What factors are leading to an increase in the number of Edge Data Centres in India

A shift towards IoT and AI has resulted in the emergence of edge data centres.

According to a Markets and Markets report the edge data centre market size is expected to grow from USD 7.2 billion in 2021 to USD 19.1 billion by 2026, at a Compound Annual Growth Rate (CAGR) of 21.4 per cent during the forecast period.

The COVID-19 pandemic has boosted edge data centre solution adoption across industry verticals as the users move to leverage field service solutions advantages, such as expansions and less cost. Despite the global economic slowdown, around 50 per cent of subscription companies are expanding at a similar pace without any negative influence due to the COVID-19 pandemic.

During W.Media’s South Asia Digital Week 2022 India edition thought leaders from the technology industry gave insight into the emergence of edge computing in addition to cloud deployments to support mission-critical activities that require minimal latency.

They also spoke about increasingly investing in edge data centres in the upcoming years to speed up their applications and how extended reality technologies like IoT, AR, VR RPA will give a makeover to edge data centres during a panel discussion titled ‘Edge Data Centres – Pushing Towards the Edge For Accuracy’.

Edge DC scenario in India

The internet is growing continuously, and India has 744 million users accessing the internet via their mobile phones, analysts predict that it would reach 1.5 billion internet users by 2040.

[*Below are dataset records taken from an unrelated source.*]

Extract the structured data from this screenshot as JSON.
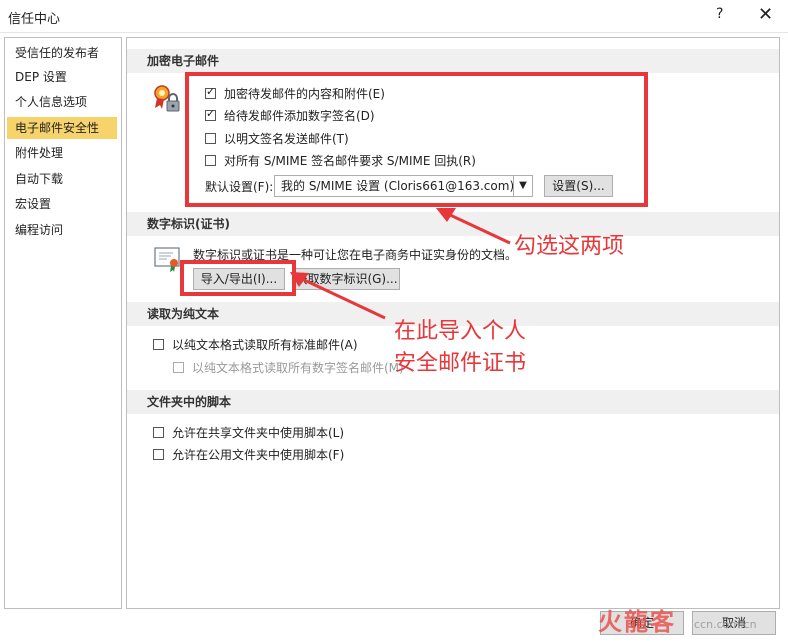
{
  "window": {
    "title": "信任中心",
    "help_label": "?",
    "close_label": "✕"
  },
  "sidebar": {
    "items": [
      {
        "label": "受信任的发布者"
      },
      {
        "label": "DEP 设置"
      },
      {
        "label": "个人信息选项"
      },
      {
        "label": "电子邮件安全性",
        "active": true
      },
      {
        "label": "附件处理"
      },
      {
        "label": "自动下载"
      },
      {
        "label": "宏设置"
      },
      {
        "label": "编程访问"
      }
    ]
  },
  "encrypted": {
    "header": "加密电子邮件",
    "options": [
      {
        "label": "加密待发邮件的内容和附件(E)",
        "checked": true
      },
      {
        "label": "给待发邮件添加数字签名(D)",
        "checked": true
      },
      {
        "label": "以明文签名发送邮件(T)",
        "checked": false
      },
      {
        "label": "对所有 S/MIME 签名邮件要求 S/MIME 回执(R)",
        "checked": false
      }
    ],
    "default_setting_label": "默认设置(F):",
    "default_setting_value": "我的 S/MIME 设置 (Cloris661@163.com)",
    "settings_button": "设置(S)..."
  },
  "digital_id": {
    "header": "数字标识(证书)",
    "description": "数字标识或证书是一种可让您在电子商务中证实身份的文档。",
    "import_export_button": "导入/导出(I)...",
    "get_id_button": "获取数字标识(G)..."
  },
  "plain_text": {
    "header": "读取为纯文本",
    "options": [
      {
        "label": "以纯文本格式读取所有标准邮件(A)",
        "checked": false,
        "disabled": false
      },
      {
        "label": "以纯文本格式读取所有数字签名邮件(M)",
        "checked": false,
        "disabled": true
      }
    ]
  },
  "folder_scripts": {
    "header": "文件夹中的脚本",
    "options": [
      {
        "label": "允许在共享文件夹中使用脚本(L)",
        "checked": false
      },
      {
        "label": "允许在公用文件夹中使用脚本(F)",
        "checked": false
      }
    ]
  },
  "annotations": {
    "check_these_two": "勾选这两项",
    "import_line1": "在此导入个人",
    "import_line2": "安全邮件证书"
  },
  "footer": {
    "ok_label": "确定",
    "cancel_label": "取消"
  },
  "watermark": {
    "text": "火龍客",
    "site": "ccn.com.cn"
  },
  "colors": {
    "annotation_red": "#e8373a",
    "active_item": "#f7d36c",
    "section_bg": "#f0f0f0"
  },
  "icons": {
    "encryption": "lock-ribbon-icon",
    "certificate": "certificate-icon"
  }
}
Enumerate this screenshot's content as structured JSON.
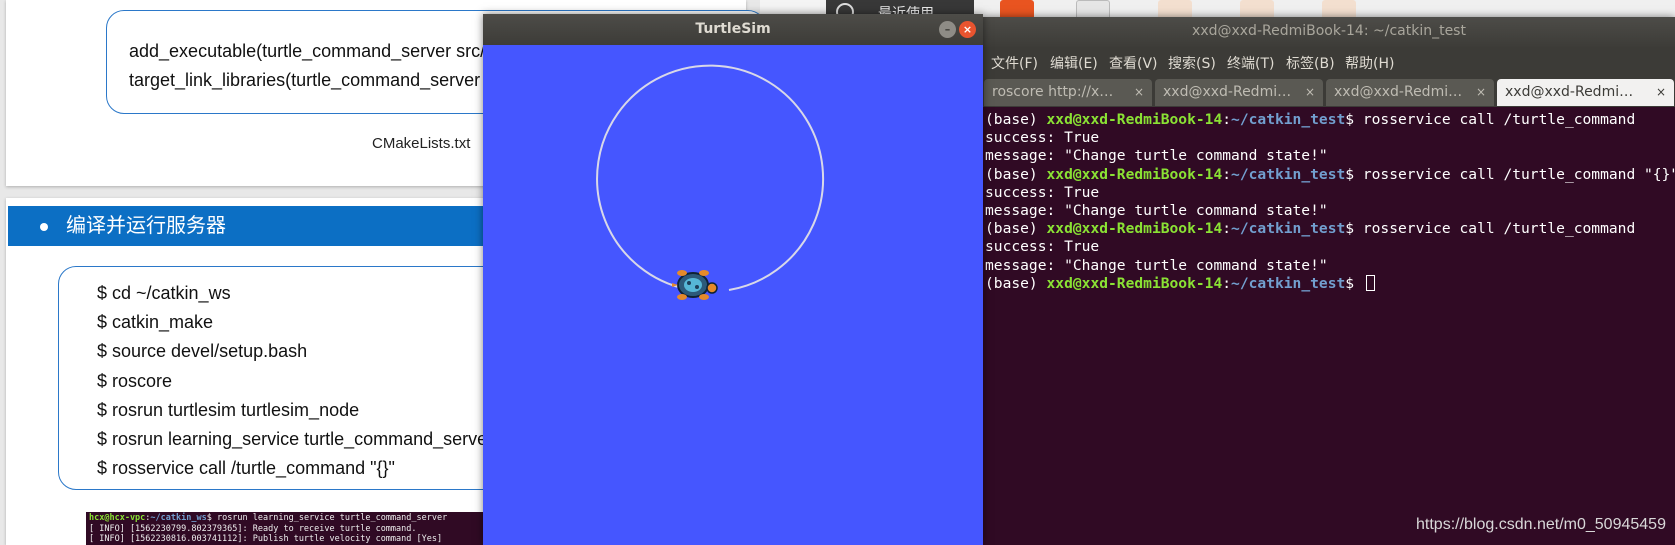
{
  "slide": {
    "top_code": [
      "add_executable(turtle_command_server src/turtle_command_server.cpp)",
      "target_link_libraries(turtle_command_server ${catkin_LIBRARIES})"
    ],
    "caption": "CMakeLists.txt",
    "section_title": "编译并运行服务器",
    "steps": [
      "$ cd ~/catkin_ws",
      "$ catkin_make",
      "$ source devel/setup.bash",
      "$ roscore",
      "$ rosrun turtlesim turtlesim_node",
      "$ rosrun learning_service turtle_command_server",
      "$ rosservice call /turtle_command \"{}\""
    ],
    "mini_terminal": {
      "prompt_user": "hcx@hcx-vpc",
      "prompt_path": "~/catkin_ws",
      "command": "$ rosrun learning_service turtle_command_server",
      "lines": [
        "[ INFO] [1562230799.802379365]: Ready to receive turtle command.",
        "[ INFO] [1562230816.003741112]: Publish turtle velocity command [Yes]"
      ]
    }
  },
  "file_manager": {
    "sidebar_label": "最近使用"
  },
  "turtlesim": {
    "title": "TurtleSim",
    "minimize_icon": "–",
    "close_icon": "×",
    "background_color": "#4556ff",
    "path_color": "#d8d8e8"
  },
  "terminal": {
    "title": "xxd@xxd-RedmiBook-14: ~/catkin_test",
    "menu": [
      "文件(F)",
      "编辑(E)",
      "查看(V)",
      "搜索(S)",
      "终端(T)",
      "标签(B)",
      "帮助(H)"
    ],
    "tabs": [
      {
        "label": "roscore http://x…",
        "close": "×"
      },
      {
        "label": "xxd@xxd-Redmi…",
        "close": "×"
      },
      {
        "label": "xxd@xxd-Redmi…",
        "close": "×"
      },
      {
        "label": "xxd@xxd-Redmi…",
        "close": "×"
      }
    ],
    "prompt": {
      "env": "(base) ",
      "user_host": "xxd@xxd-RedmiBook-14",
      "colon": ":",
      "path": "~/catkin_test",
      "dollar": "$ "
    },
    "commands": [
      "rosservice call /turtle_command",
      "rosservice call /turtle_command \"{}\"",
      "rosservice call /turtle_command"
    ],
    "success_line": "success: True",
    "message_line": "message: \"Change turtle command state!\""
  },
  "watermark": "https://blog.csdn.net/m0_50945459"
}
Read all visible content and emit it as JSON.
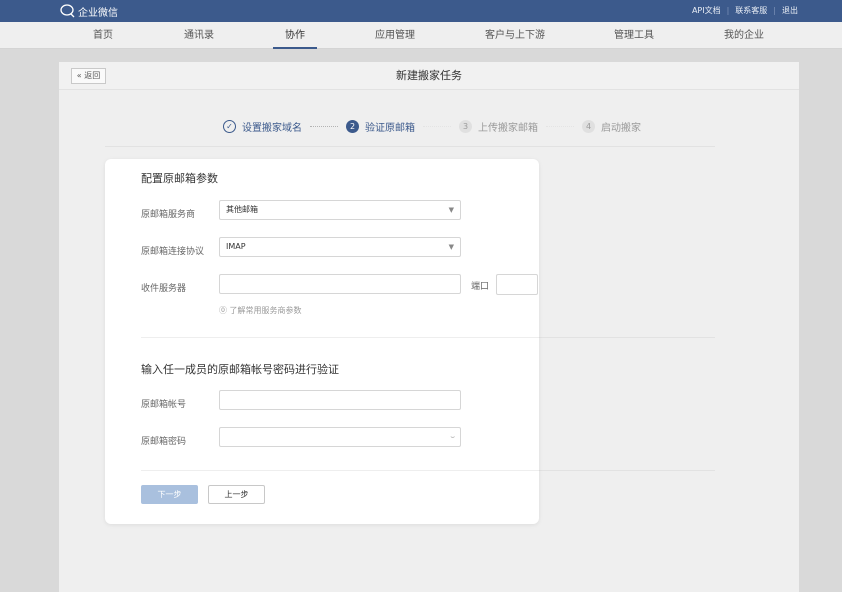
{
  "topbar": {
    "logo_text": "企业微信",
    "links": [
      "API文档",
      "联系客服",
      "退出"
    ],
    "bg_color": "#3c5a8c"
  },
  "nav": {
    "items": [
      "首页",
      "通讯录",
      "协作",
      "应用管理",
      "客户与上下游",
      "管理工具",
      "我的企业"
    ],
    "active": "协作"
  },
  "panel": {
    "back_label": "« 返回",
    "title": "新建搬家任务"
  },
  "steps": [
    {
      "number": "✓",
      "label": "设置搬家域名",
      "state": "done"
    },
    {
      "number": "2",
      "label": "验证原邮箱",
      "state": "current"
    },
    {
      "number": "3",
      "label": "上传搬家邮箱",
      "state": "todo"
    },
    {
      "number": "4",
      "label": "启动搬家",
      "state": "todo"
    }
  ],
  "config": {
    "title": "配置原邮箱参数",
    "provider_label": "原邮箱服务商",
    "provider_value": "其他邮箱",
    "protocol_label": "原邮箱连接协议",
    "protocol_value": "IMAP",
    "server_label": "收件服务器",
    "server_value": "",
    "port_label": "端口",
    "port_value": "",
    "hint": "⓪ 了解常用服务商参数"
  },
  "verify": {
    "title": "输入任一成员的原邮箱帐号密码进行验证",
    "account_label": "原邮箱帐号",
    "account_value": "",
    "password_label": "原邮箱密码",
    "password_value": ""
  },
  "buttons": {
    "next": "下一步",
    "prev": "上一步"
  },
  "icons": {
    "dropdown": "chevron-down-icon",
    "password_toggle": "eye-closed-icon"
  }
}
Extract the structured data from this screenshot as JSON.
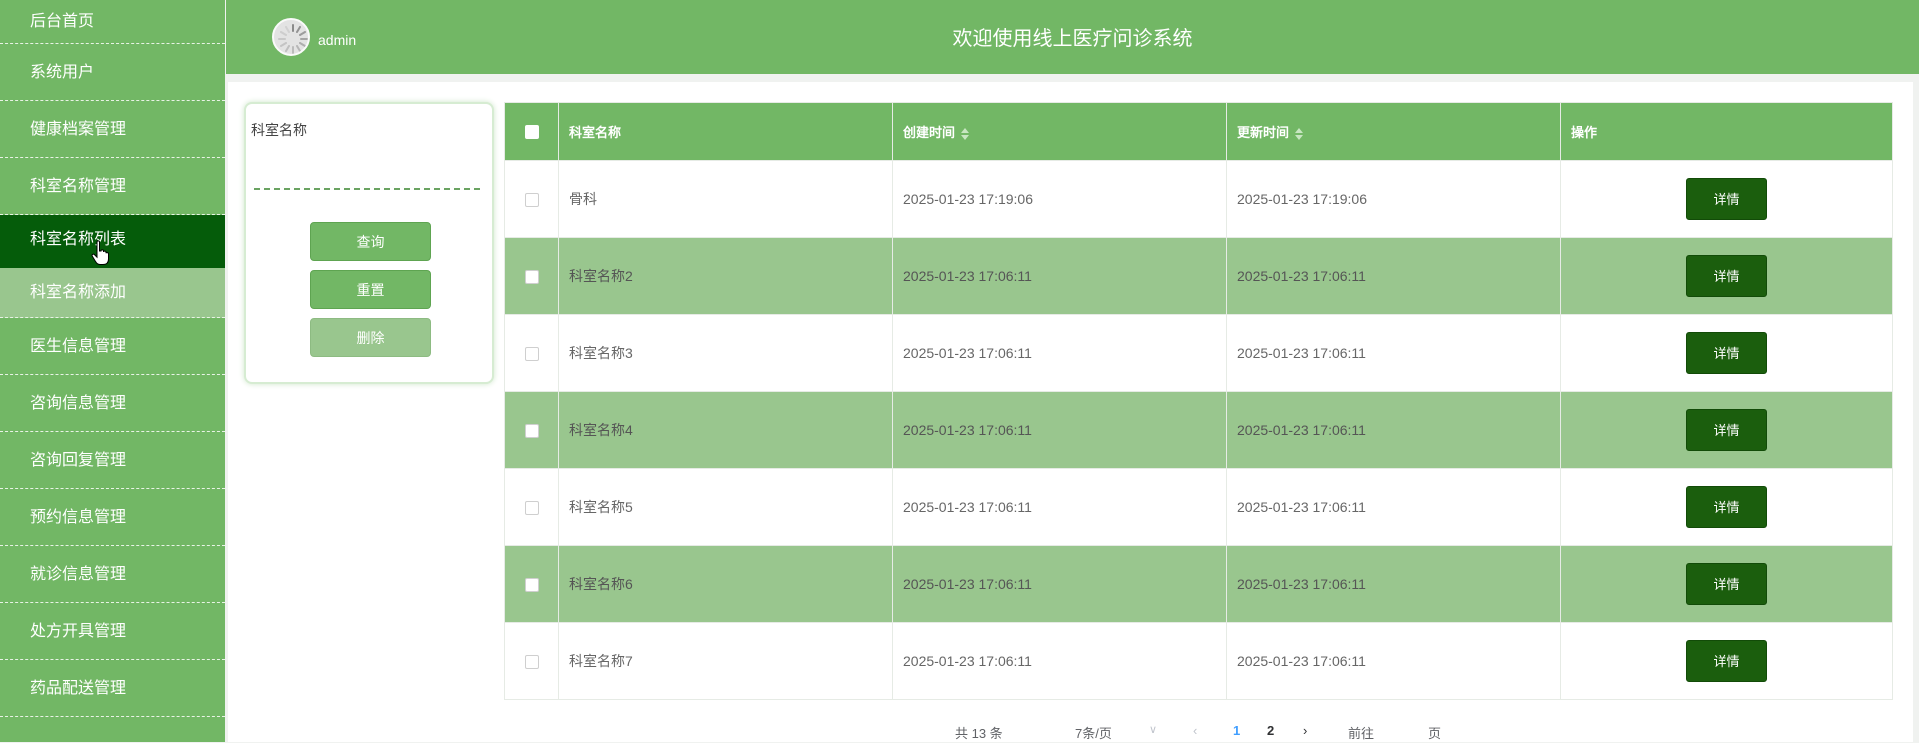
{
  "sidebar": {
    "items": [
      {
        "label": "后台首页"
      },
      {
        "label": "系统用户"
      },
      {
        "label": "健康档案管理"
      },
      {
        "label": "科室名称管理"
      },
      {
        "label": "科室名称列表"
      },
      {
        "label": "科室名称添加"
      },
      {
        "label": "医生信息管理"
      },
      {
        "label": "咨询信息管理"
      },
      {
        "label": "咨询回复管理"
      },
      {
        "label": "预约信息管理"
      },
      {
        "label": "就诊信息管理"
      },
      {
        "label": "处方开具管理"
      },
      {
        "label": "药品配送管理"
      }
    ]
  },
  "header": {
    "user": "admin",
    "title": "欢迎使用线上医疗问诊系统"
  },
  "search": {
    "label": "科室名称",
    "value": "",
    "query_label": "查询",
    "reset_label": "重置",
    "delete_label": "删除"
  },
  "table": {
    "columns": {
      "name": "科室名称",
      "created": "创建时间",
      "updated": "更新时间",
      "action": "操作"
    },
    "detail_label": "详情",
    "rows": [
      {
        "name": "骨科",
        "created": "2025-01-23 17:19:06",
        "updated": "2025-01-23 17:19:06"
      },
      {
        "name": "科室名称2",
        "created": "2025-01-23 17:06:11",
        "updated": "2025-01-23 17:06:11"
      },
      {
        "name": "科室名称3",
        "created": "2025-01-23 17:06:11",
        "updated": "2025-01-23 17:06:11"
      },
      {
        "name": "科室名称4",
        "created": "2025-01-23 17:06:11",
        "updated": "2025-01-23 17:06:11"
      },
      {
        "name": "科室名称5",
        "created": "2025-01-23 17:06:11",
        "updated": "2025-01-23 17:06:11"
      },
      {
        "name": "科室名称6",
        "created": "2025-01-23 17:06:11",
        "updated": "2025-01-23 17:06:11"
      },
      {
        "name": "科室名称7",
        "created": "2025-01-23 17:06:11",
        "updated": "2025-01-23 17:06:11"
      }
    ]
  },
  "pagination": {
    "total": "共 13 条",
    "page_size": "7条/页",
    "pages": [
      "1",
      "2"
    ],
    "current": "1",
    "goto": "前往",
    "page_suffix": "页"
  },
  "colors": {
    "primary": "#72b765",
    "active": "#055c0a",
    "alt_row": "#99c68e",
    "detail_button": "#1b5e0d"
  }
}
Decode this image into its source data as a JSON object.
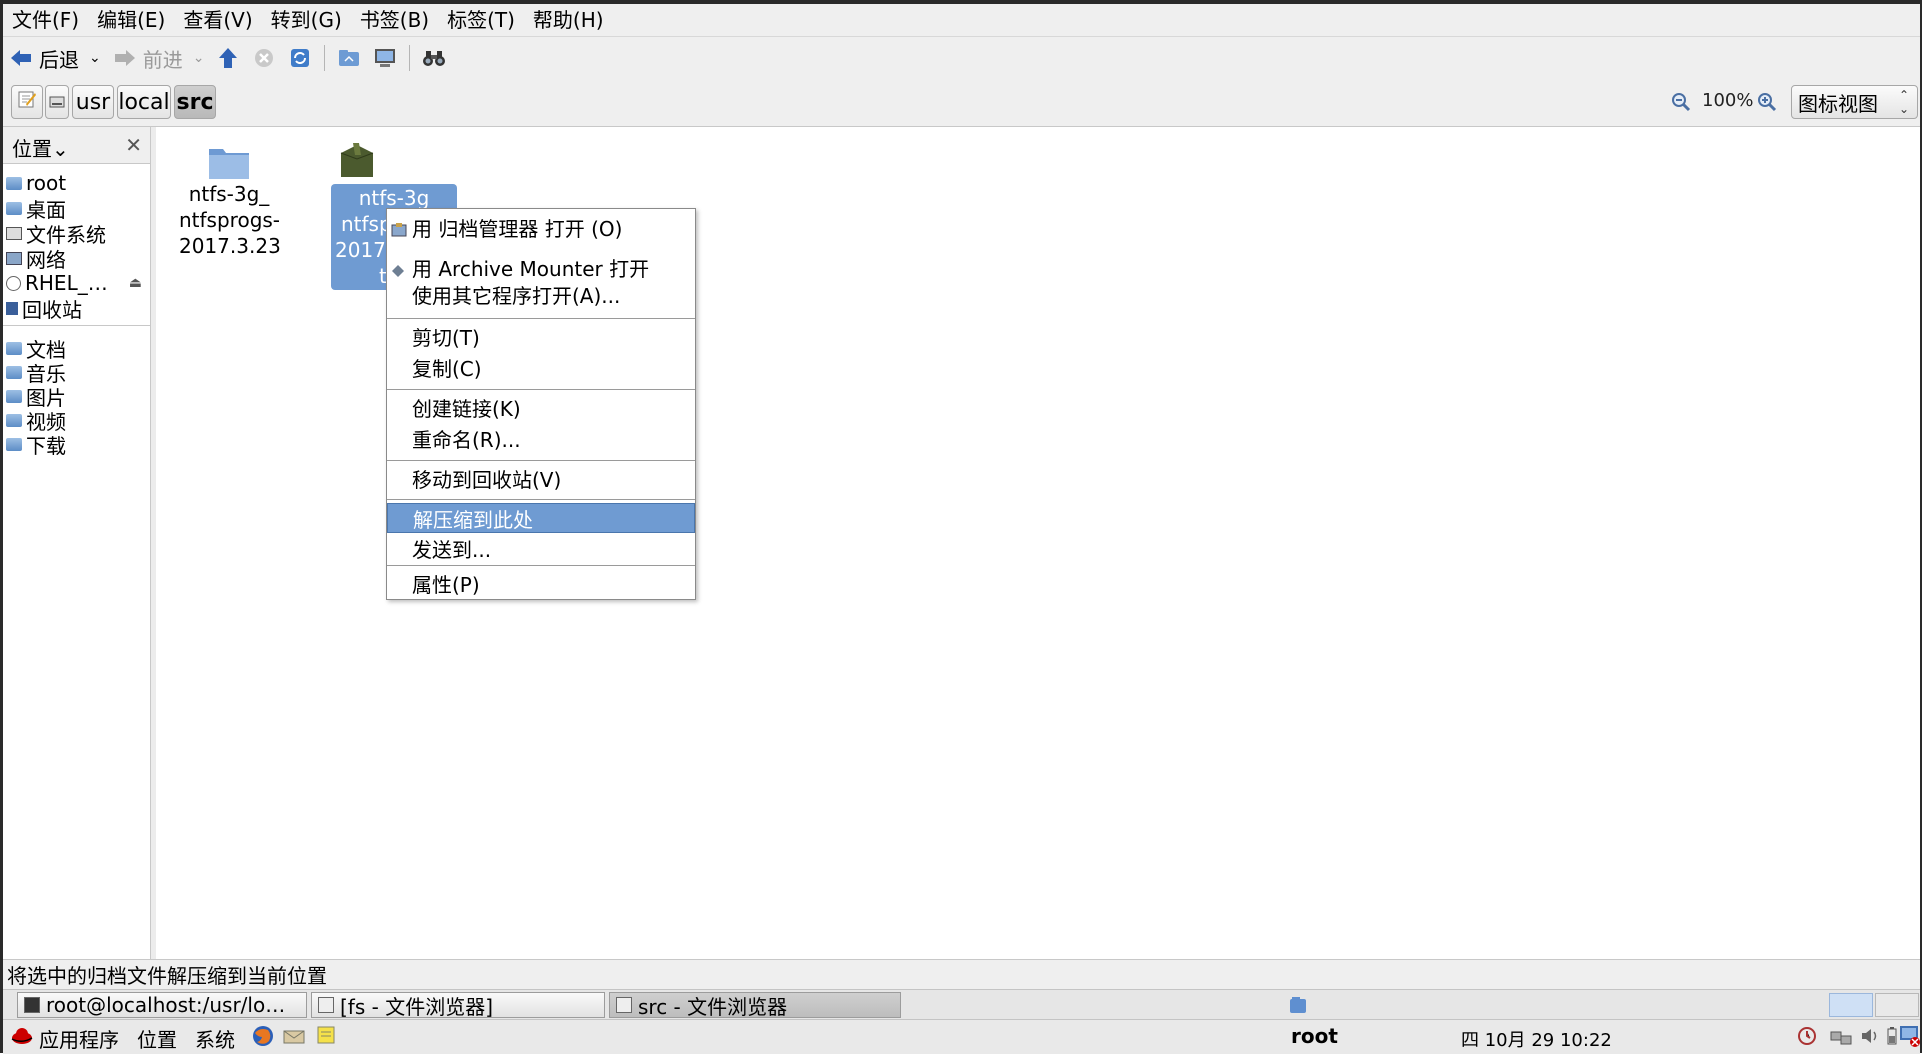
{
  "menubar": [
    "文件(F)",
    "编辑(E)",
    "查看(V)",
    "转到(G)",
    "书签(B)",
    "标签(T)",
    "帮助(H)"
  ],
  "toolbar": {
    "back_label": "后退",
    "forward_label": "前进"
  },
  "path": [
    "usr",
    "local",
    "src"
  ],
  "zoom": "100%",
  "view_mode": "图标视图",
  "sidebar": {
    "header": "位置",
    "close_glyph": "✕",
    "places": [
      "root",
      "桌面",
      "文件系统",
      "网络",
      "RHEL_…",
      "回收站"
    ],
    "bookmarks": [
      "文档",
      "音乐",
      "图片",
      "视频",
      "下载"
    ]
  },
  "files": [
    {
      "lines": [
        "ntfs-3g_",
        "ntfsprogs-",
        "2017.3.23"
      ]
    },
    {
      "lines": [
        "ntfs-3g",
        "ntfsp",
        "2017",
        "t"
      ]
    }
  ],
  "context_menu": [
    "用 归档管理器 打开 (O)",
    "用 Archive Mounter 打开",
    "使用其它程序打开(A)...",
    "剪切(T)",
    "复制(C)",
    "创建链接(K)",
    "重命名(R)...",
    "移动到回收站(V)",
    "解压缩到此处",
    "发送到...",
    "属性(P)"
  ],
  "statusbar": "将选中的归档文件解压缩到当前位置",
  "taskbar": [
    "root@localhost:/usr/lo…",
    "[fs - 文件浏览器]",
    "src - 文件浏览器"
  ],
  "panel": {
    "apps": "应用程序",
    "places": "位置",
    "system": "系统",
    "user": "root",
    "datetime": "四 10月 29 10:22"
  },
  "colors": {
    "selection": "#6f9bd2",
    "chrome": "#efefef"
  }
}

“These numbers are growing exponentially, and another internet infrastructure is growing consistently and COVID19 taught a lesson to all of us about how to do your business remotely. The industry is moving towards a more and more connected and inclusive digital economy with a large amount of data being generated which could be text, images audio-video or any bit of structured unstructured data generated by a human connected device accessible from the internet by many people or intelligent device from many locations,” said Sampath Manickam, Senior Vice President – Information Technology, National Stock Exchange of India.

He further explained that the number of the connected devices will be at 38.6 billion globally by 2025 and 50 billion by 2030 and Gartner says this more than half of the enterprise generated data will be created for ourselves, outside the traditional data centre, and outside the cloud, and this number will reach 75 and above. This means the demand will grow due to the growth of many new business use cases and working remotely. It’s causing a greater percentage of data to be residing too close to the end-user to support new business use cases, even before calling the demand for a data centre.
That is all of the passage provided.